Kompromissangebot abgelehnt
Cheney droht Iran mit „schwerwiegenden Konsequenzen“

Der Iran strapaziert die Geduld der Amerikaner: Im festgefahrenen Atomstreit drohte US-Vizepräsident Dick Cheney Teheran jetzt mit schwerwiegenden Konsequenzen, sollte das Land die internationale Gemeinschaft weiterhin herausfordern.

HB WASHINGTON. „Die iranische Führung muss wissen, dass - wenn sie auf ihrem bisherigen Kurs bleibt - die internationale Gemeinschaft auf bedeutungsvolle Konsequenzen vorbereitet ist“, sagte Cheney in einer Rede vor einer pro-israelischen Lobby-Gruppe.Zuvor hatte der Staatssekretär im Außenministerium, Nicholas Burns, erklärt, die Welt müsse eine kompromisslose Haltung einnehmen, sobald der Streit vor den Sicherheitsrat der Vereinten Nationen komme.

Offenbar wollen die USA gemeinsam mit Verbündeten Sanktionen gegen den Iran durchsetzen, um den Druck im Atomkonflikt auf den Golfstaat zu erhöhen. Ein russischer Vermittlungsvorschlag zur Beendigung des Atomstreits lehnten die USA am Dienstag ab. US-Außenministerin Condoleezza Rice sagte dem Chef der Internationalen Atomenergie- Organisation IAEO, Mohammed el Baradei, Washington werde den Plan nicht unterstützen. Unter europäischen Diplomaten fand der Vorschlag dagegen eingeschränkte Unterstützung.

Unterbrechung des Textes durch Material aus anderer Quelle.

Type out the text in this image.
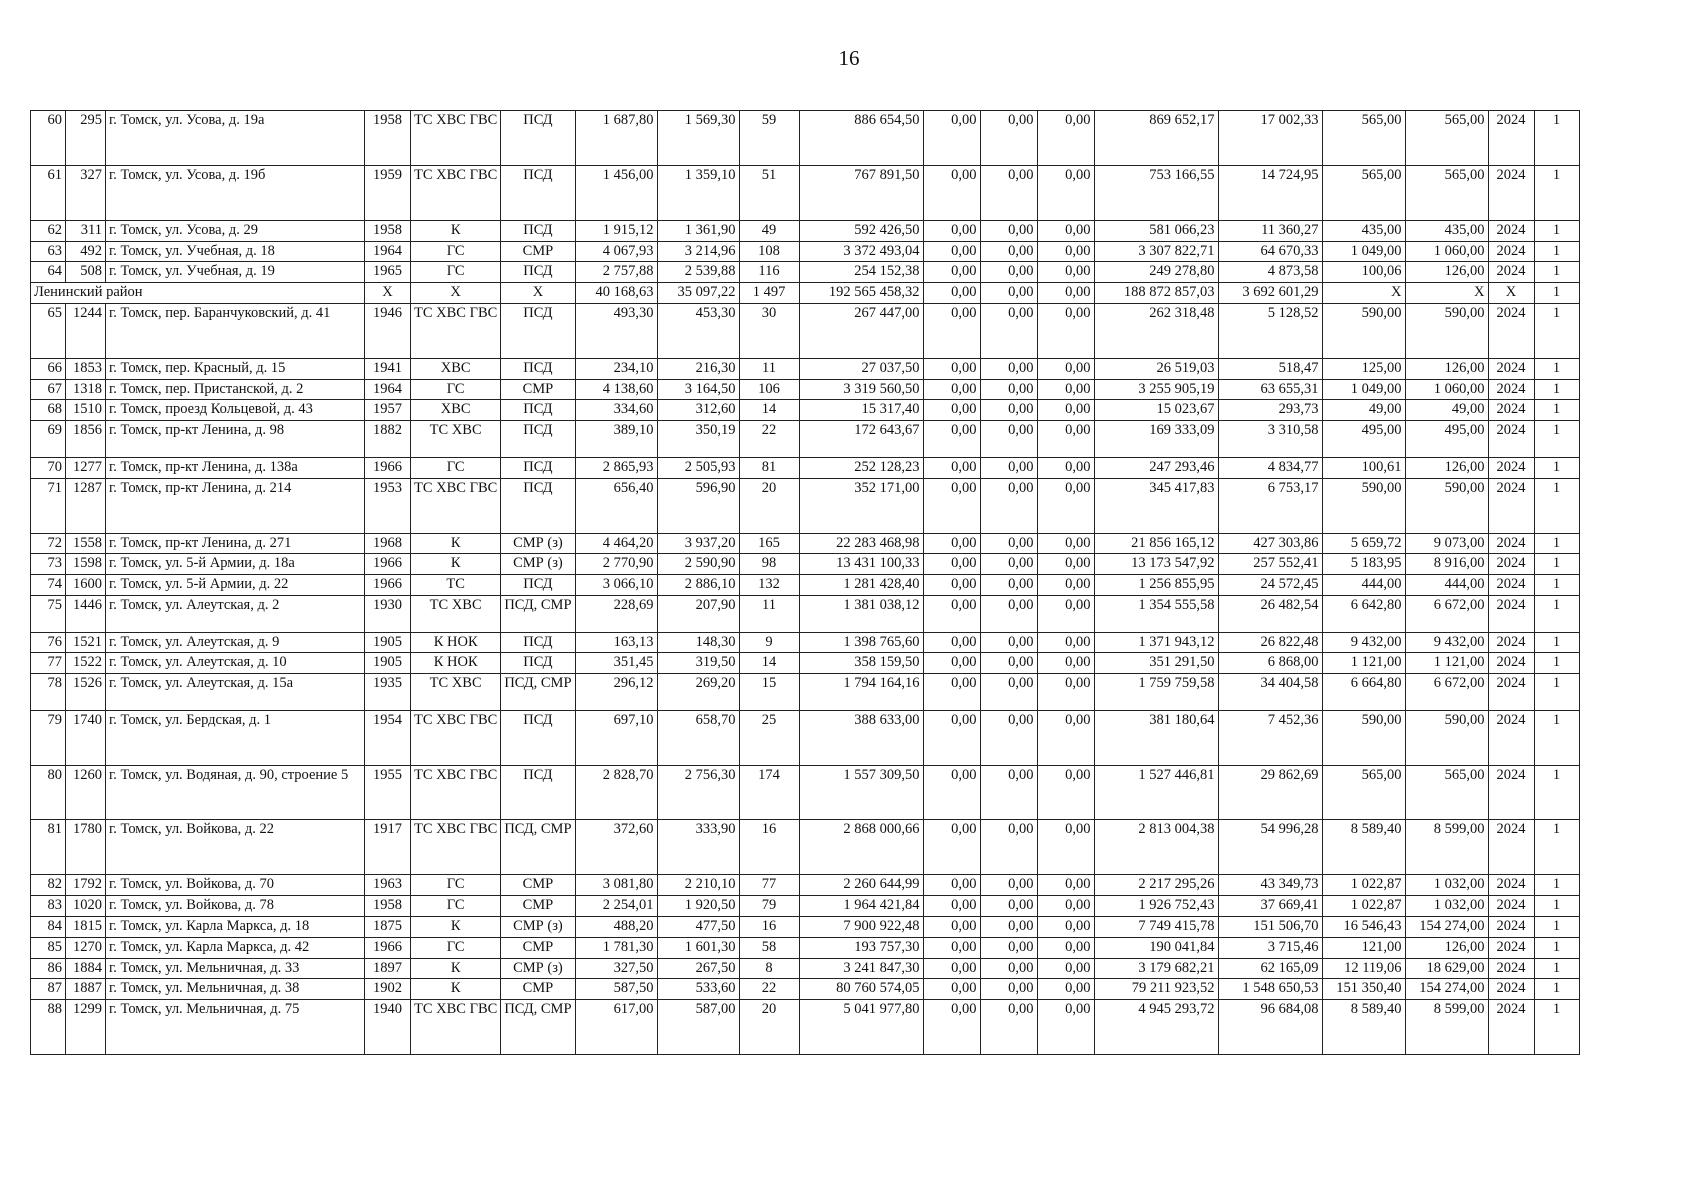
16
60	295	г. Томск, ул. Усова, д. 19а	1958	ТС ХВС ГВС	ПСД	1 687,80	1 569,30	59	886 654,50	0,00	0,00	0,00	869 652,17	17 002,33	565,00	565,00	2024	1
61	327	г. Томск, ул. Усова, д. 19б	1959	ТС ХВС ГВС	ПСД	1 456,00	1 359,10	51	767 891,50	0,00	0,00	0,00	753 166,55	14 724,95	565,00	565,00	2024	1
62	311	г. Томск, ул. Усова, д. 29	1958	К	ПСД	1 915,12	1 361,90	49	592 426,50	0,00	0,00	0,00	581 066,23	11 360,27	435,00	435,00	2024	1
63	492	г. Томск, ул. Учебная, д. 18	1964	ГС	СМР	4 067,93	3 214,96	108	3 372 493,04	0,00	0,00	0,00	3 307 822,71	64 670,33	1 049,00	1 060,00	2024	1
64	508	г. Томск, ул. Учебная, д. 19	1965	ГС	ПСД	2 757,88	2 539,88	116	254 152,38	0,00	0,00	0,00	249 278,80	4 873,58	100,06	126,00	2024	1
Ленинский район			X	X	X	40 168,63	35 097,22	1 497	192 565 458,32	0,00	0,00	0,00	188 872 857,03	3 692 601,29	X	X	X	1
65	1244	г. Томск, пер. Баранчуковский, д. 41	1946	ТС ХВС ГВС	ПСД	493,30	453,30	30	267 447,00	0,00	0,00	0,00	262 318,48	5 128,52	590,00	590,00	2024	1
66	1853	г. Томск, пер. Красный, д. 15	1941	ХВС	ПСД	234,10	216,30	11	27 037,50	0,00	0,00	0,00	26 519,03	518,47	125,00	126,00	2024	1
67	1318	г. Томск, пер. Пристанской, д. 2	1964	ГС	СМР	4 138,60	3 164,50	106	3 319 560,50	0,00	0,00	0,00	3 255 905,19	63 655,31	1 049,00	1 060,00	2024	1
68	1510	г. Томск, проезд Кольцевой, д. 43	1957	ХВС	ПСД	334,60	312,60	14	15 317,40	0,00	0,00	0,00	15 023,67	293,73	49,00	49,00	2024	1
69	1856	г. Томск, пр-кт Ленина, д. 98	1882	ТС ХВС	ПСД	389,10	350,19	22	172 643,67	0,00	0,00	0,00	169 333,09	3 310,58	495,00	495,00	2024	1
70	1277	г. Томск, пр-кт Ленина, д. 138а	1966	ГС	ПСД	2 865,93	2 505,93	81	252 128,23	0,00	0,00	0,00	247 293,46	4 834,77	100,61	126,00	2024	1
71	1287	г. Томск, пр-кт Ленина, д. 214	1953	ТС ХВС ГВС	ПСД	656,40	596,90	20	352 171,00	0,00	0,00	0,00	345 417,83	6 753,17	590,00	590,00	2024	1
72	1558	г. Томск, пр-кт Ленина, д. 271	1968	К	СМР (з)	4 464,20	3 937,20	165	22 283 468,98	0,00	0,00	0,00	21 856 165,12	427 303,86	5 659,72	9 073,00	2024	1
73	1598	г. Томск, ул. 5-й Армии, д. 18а	1966	К	СМР (з)	2 770,90	2 590,90	98	13 431 100,33	0,00	0,00	0,00	13 173 547,92	257 552,41	5 183,95	8 916,00	2024	1
74	1600	г. Томск, ул. 5-й Армии, д. 22	1966	ТС	ПСД	3 066,10	2 886,10	132	1 281 428,40	0,00	0,00	0,00	1 256 855,95	24 572,45	444,00	444,00	2024	1
75	1446	г. Томск, ул. Алеутская, д. 2	1930	ТС ХВС	ПСД, СМР	228,69	207,90	11	1 381 038,12	0,00	0,00	0,00	1 354 555,58	26 482,54	6 642,80	6 672,00	2024	1
76	1521	г. Томск, ул. Алеутская, д. 9	1905	К НОК	ПСД	163,13	148,30	9	1 398 765,60	0,00	0,00	0,00	1 371 943,12	26 822,48	9 432,00	9 432,00	2024	1
77	1522	г. Томск, ул. Алеутская, д. 10	1905	К НОК	ПСД	351,45	319,50	14	358 159,50	0,00	0,00	0,00	351 291,50	6 868,00	1 121,00	1 121,00	2024	1
78	1526	г. Томск, ул. Алеутская, д. 15а	1935	ТС ХВС	ПСД, СМР	296,12	269,20	15	1 794 164,16	0,00	0,00	0,00	1 759 759,58	34 404,58	6 664,80	6 672,00	2024	1
79	1740	г. Томск, ул. Бердская, д. 1	1954	ТС ХВС ГВС	ПСД	697,10	658,70	25	388 633,00	0,00	0,00	0,00	381 180,64	7 452,36	590,00	590,00	2024	1
80	1260	г. Томск, ул. Водяная, д. 90, строение 5	1955	ТС ХВС ГВС	ПСД	2 828,70	2 756,30	174	1 557 309,50	0,00	0,00	0,00	1 527 446,81	29 862,69	565,00	565,00	2024	1
81	1780	г. Томск, ул. Войкова, д. 22	1917	ТС ХВС ГВС	ПСД, СМР	372,60	333,90	16	2 868 000,66	0,00	0,00	0,00	2 813 004,38	54 996,28	8 589,40	8 599,00	2024	1
82	1792	г. Томск, ул. Войкова, д. 70	1963	ГС	СМР	3 081,80	2 210,10	77	2 260 644,99	0,00	0,00	0,00	2 217 295,26	43 349,73	1 022,87	1 032,00	2024	1
83	1020	г. Томск, ул. Войкова, д. 78	1958	ГС	СМР	2 254,01	1 920,50	79	1 964 421,84	0,00	0,00	0,00	1 926 752,43	37 669,41	1 022,87	1 032,00	2024	1
84	1815	г. Томск, ул. Карла Маркса, д. 18	1875	К	СМР (з)	488,20	477,50	16	7 900 922,48	0,00	0,00	0,00	7 749 415,78	151 506,70	16 546,43	154 274,00	2024	1
85	1270	г. Томск, ул. Карла Маркса, д. 42	1966	ГС	СМР	1 781,30	1 601,30	58	193 757,30	0,00	0,00	0,00	190 041,84	3 715,46	121,00	126,00	2024	1
86	1884	г. Томск, ул. Мельничная, д. 33	1897	К	СМР (з)	327,50	267,50	8	3 241 847,30	0,00	0,00	0,00	3 179 682,21	62 165,09	12 119,06	18 629,00	2024	1
87	1887	г. Томск, ул. Мельничная, д. 38	1902	К	СМР	587,50	533,60	22	80 760 574,05	0,00	0,00	0,00	79 211 923,52	1 548 650,53	151 350,40	154 274,00	2024	1
88	1299	г. Томск, ул. Мельничная, д. 75	1940	ТС ХВС ГВС	ПСД, СМР	617,00	587,00	20	5 041 977,80	0,00	0,00	0,00	4 945 293,72	96 684,08	8 589,40	8 599,00	2024	1
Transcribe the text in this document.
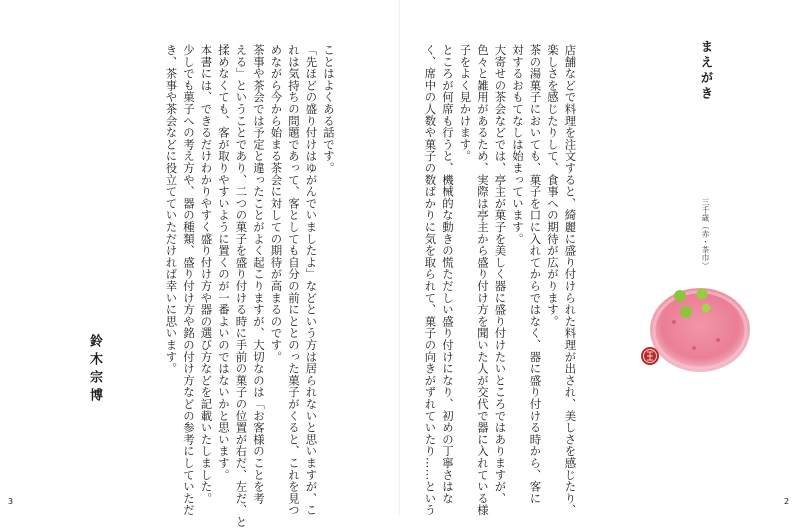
まえがき

店舗などで料理を注文すると、綺麗に盛り付けられた料理が出され、美しさを感じたり、

楽しさを感じたりして、食事への期待が広がります。

茶の湯菓子においても、菓子を口に入れてからではなく、器に盛り付ける時から、客に

対するおもてなしは始まっています。

大寄せの茶会などでは、亭主が菓子を美しく器に盛り付けたいところではありますが、

色々と雑用があるため、実際は亭主から盛り付け方を聞いた人が交代で器に入れている様

子をよく見かけます。

ところが何席も行うと、機械的な動きの慌ただしい盛り付けになり、初めの丁寧さはな

く、席中の人数や菓子の数ばかりに気を取られて、菓子の向きがずれていたり……という	三千歳（赤・茶巾）

ことはよくある話です。

「先ほどの盛り付けはゆがんでいましたよ」などという方は居られないと思いますが、こ

れは気持ちの問題であって、客としても自分の前にととのった菓子がくると、これを見つ

めながら今から始まる茶会に対しての期待が高まるのです。

茶事や茶会では予定と違ったことがよく起こりますが、大切なのは「お客様のことを考

える」ということであり、二つの菓子を盛り付ける時に手前の菓子の位置が右だ、左だ、と

揉めなくても、客が取りやすいように置くのが一番よいのではないかと思います。

本書には、できるだけわかりやすく盛り付け方や器の選び方などを記載いたしました。

少しでも菓子への考え方や、器の種類、盛り付け方や銘の付け方などの参考にしていただ

き、茶事や茶会などに役立てていただければ幸いに思います。

鈴木宗博
3	2
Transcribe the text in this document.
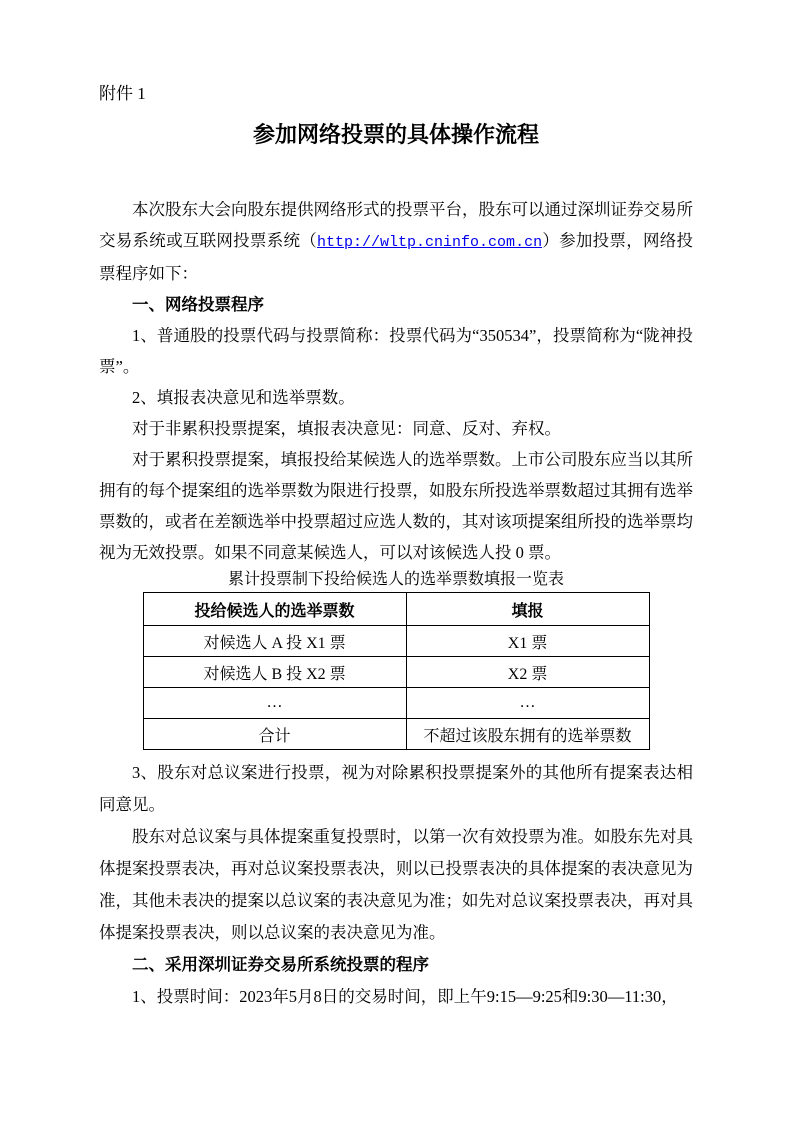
附件 1
参加网络投票的具体操作流程

本次股东大会向股东提供网络形式的投票平台，股东可以通过深圳证券交易所交易系统或互联网投票系统（http://wltp.cninfo.com.cn）参加投票，网络投票程序如下：

一、网络投票程序

1、普通股的投票代码与投票简称：投票代码为“350534”，投票简称为“陇神投票”。

2、填报表决意见和选举票数。

对于非累积投票提案，填报表决意见：同意、反对、弃权。

对于累积投票提案，填报投给某候选人的选举票数。上市公司股东应当以其所拥有的每个提案组的选举票数为限进行投票，如股东所投选举票数超过其拥有选举票数的，或者在差额选举中投票超过应选人数的，其对该项提案组所投的选举票均视为无效投票。如果不同意某候选人，可以对该候选人投 0 票。

累计投票制下投给候选人的选举票数填报一览表

投给候选人的选举票数	填报
对候选人 A 投 X1 票	X1 票
对候选人 B 投 X2 票	X2 票
…	…
合计	不超过该股东拥有的选举票数

3、股东对总议案进行投票，视为对除累积投票提案外的其他所有提案表达相同意见。

股东对总议案与具体提案重复投票时，以第一次有效投票为准。如股东先对具体提案投票表决，再对总议案投票表决，则以已投票表决的具体提案的表决意见为准，其他未表决的提案以总议案的表决意见为准；如先对总议案投票表决，再对具体提案投票表决，则以总议案的表决意见为准。

二、采用深圳证券交易所系统投票的程序

1、投票时间：2023年5月8日的交易时间，即上午9:15—9:25和9:30—11:30，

Die kontroverse Diskussion über den russischen Entwurf stand im Vordergrund der Tagung des Gouverneursrats der Internationalen Atomenergie-Organisation IAEO in Wien. Der Vorschlag, den Moskaus stellvertretender Außenminister Sergei Kisliak bereits am vergangenen Freitag Bundesaußenminister Frank-Walter Steinmeier in Wien vorgestellt hatte, sieht die vollständige Verlagerung der Produktion von angereichertem Uran für Kernkraftwerke nach Russland für einen Zeitraum von sieben bis neun Jahren vor. Gleichzeitig würde Teheran aber die Urananreicherung zu Forschungszwecken in einem sehr eingeschränktem Umfang gestattet, der die Produktion von hoch angereichertem Uran zum Bau von Atombomben ausschließen würde.

„Der russische Vorschlag ist für uns akzeptabel, vorausgesetzt, der Iran kehrt vor dem Beginn von Verhandlungen zu dem mit uns vereinbarten vollständigen Moratorium bei der Urananreicherung zurück“, meinten EU-Diplomaten im gegensatz zu den USA. Teheran hatte im Juni 2005 die Uranumwandlung und im vergangenen Januar die Urananreicherung wieder aufgenommen. Das EU-Verhandlungstrio (Deutschland, Frankreich und Großbritannien) sah darin einen Bruch bilateraler Vereinbarungen und brach daraufhin Verhandlungen mit Teheran ab.

Der frühere iranische Chefunterhändler Hassan Rowhani gab inzwischen bekannt, dass Teheran die industrielle Produktion von angereichertem Uran für zwei Jahre aussetzen werde. „Dies ist ein Beschluss des Staates, und er steht fest“, sagte der Ex-Politiker. Die Ankündigung wurde in Wien als reine Geste interpretiert, denn Teheran ist in seiner Atomanlage Natans von der Anreicherung im großen Maßstab möglicherweise noch Jahre entfernt. Dennoch sei dies als Ansatzpunkt für weitere Verhandlungen zu betrachten, hieß es.